Assignment question
HEre is a possible assignment question related to IAS 33 - Earnings per Share:
Company XYZ has the following capital structure as at 31 December 2019:
- 10 million ordinary shares of $1 each, issued and fully paid up
- 5 million convertible preference shares of $5 each, which can be converted into ordinary shares at a ratio of 1:2
- 2 million convertible bonds of $100 each, which can be converted into ordinary shares at a ratio of 1:5
- Net profit for the year ended 31 December 2019 is $20 million
- Non-controlling interest is 25%
- Effective tax rate is 30%
Required:
- Calculate the basic and diluted earnings per share (EPS) for Company XYZ for the year ended 31 December 2019.

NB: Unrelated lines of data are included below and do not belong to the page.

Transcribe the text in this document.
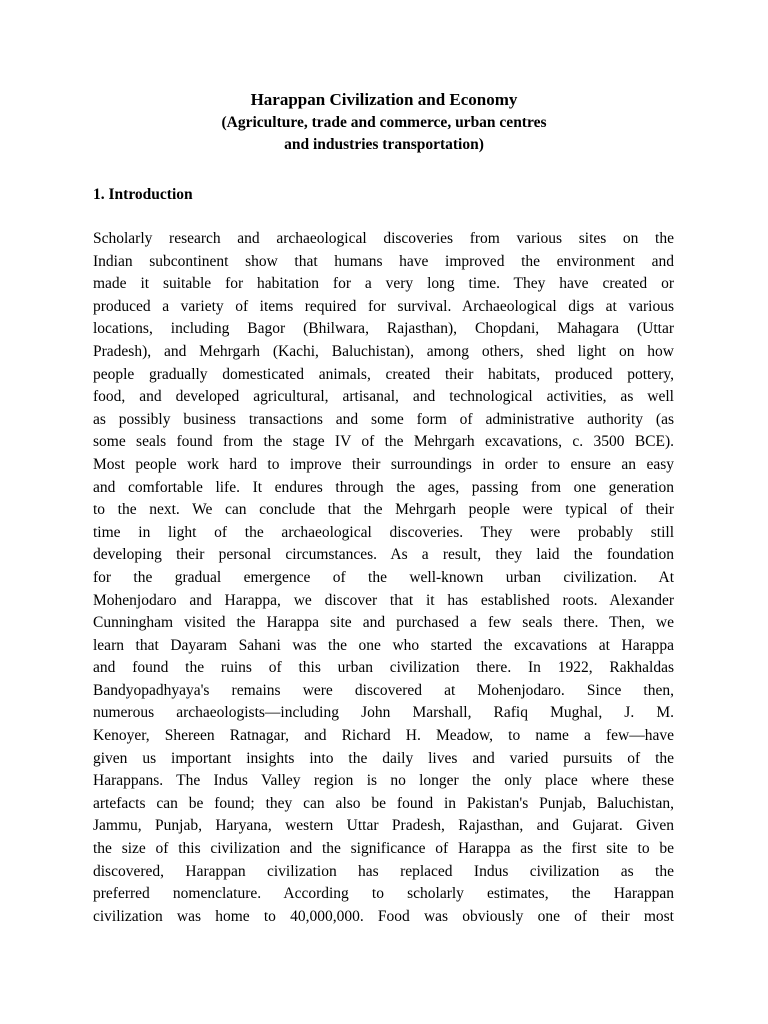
Harappan Civilization and Economy
(Agriculture, trade and commerce, urban centres
and industries transportation)
1. Introduction
Scholarly research and archaeological discoveries from various sites on the
Indian subcontinent show that humans have improved the environment and
made it suitable for habitation for a very long time. They have created or
produced a variety of items required for survival. Archaeological digs at various
locations, including Bagor (Bhilwara, Rajasthan), Chopdani, Mahagara (Uttar
Pradesh), and Mehrgarh (Kachi, Baluchistan), among others, shed light on how
people gradually domesticated animals, created their habitats, produced pottery,
food, and developed agricultural, artisanal, and technological activities, as well
as possibly business transactions and some form of administrative authority (as
some seals found from the stage IV of the Mehrgarh excavations, c. 3500 BCE).
Most people work hard to improve their surroundings in order to ensure an easy
and comfortable life. It endures through the ages, passing from one generation
to the next. We can conclude that the Mehrgarh people were typical of their
time in light of the archaeological discoveries. They were probably still
developing their personal circumstances. As a result, they laid the foundation
for the gradual emergence of the well-known urban civilization. At
Mohenjodaro and Harappa, we discover that it has established roots. Alexander
Cunningham visited the Harappa site and purchased a few seals there. Then, we
learn that Dayaram Sahani was the one who started the excavations at Harappa
and found the ruins of this urban civilization there. In 1922, Rakhaldas
Bandyopadhyaya's remains were discovered at Mohenjodaro. Since then,
numerous archaeologists—including John Marshall, Rafiq Mughal, J. M.
Kenoyer, Shereen Ratnagar, and Richard H. Meadow, to name a few—have
given us important insights into the daily lives and varied pursuits of the
Harappans. The Indus Valley region is no longer the only place where these
artefacts can be found; they can also be found in Pakistan's Punjab, Baluchistan,
Jammu, Punjab, Haryana, western Uttar Pradesh, Rajasthan, and Gujarat. Given
the size of this civilization and the significance of Harappa as the first site to be
discovered, Harappan civilization has replaced Indus civilization as the
preferred nomenclature. According to scholarly estimates, the Harappan
civilization was home to 40,000,000. Food was obviously one of their most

- Discuss the potential impact of the convertible preference shares and bonds on the EPS calculation, and how to adjust for potential dilution.
- Explain the importance of EPS as a performance metric for investors and analysts, and the potential consequences of misreporting or manipulating EPS data.
- Analyze the limitations of EPS as a performance metric, and identify other financial ratios and indicators that can complement or supplement EPS in evaluating a company's performance.
- Evaluate the implications of the non-controlling interest on the EPS calculation, and discuss the challenges and opportunities of reporting EPS in a group of companies.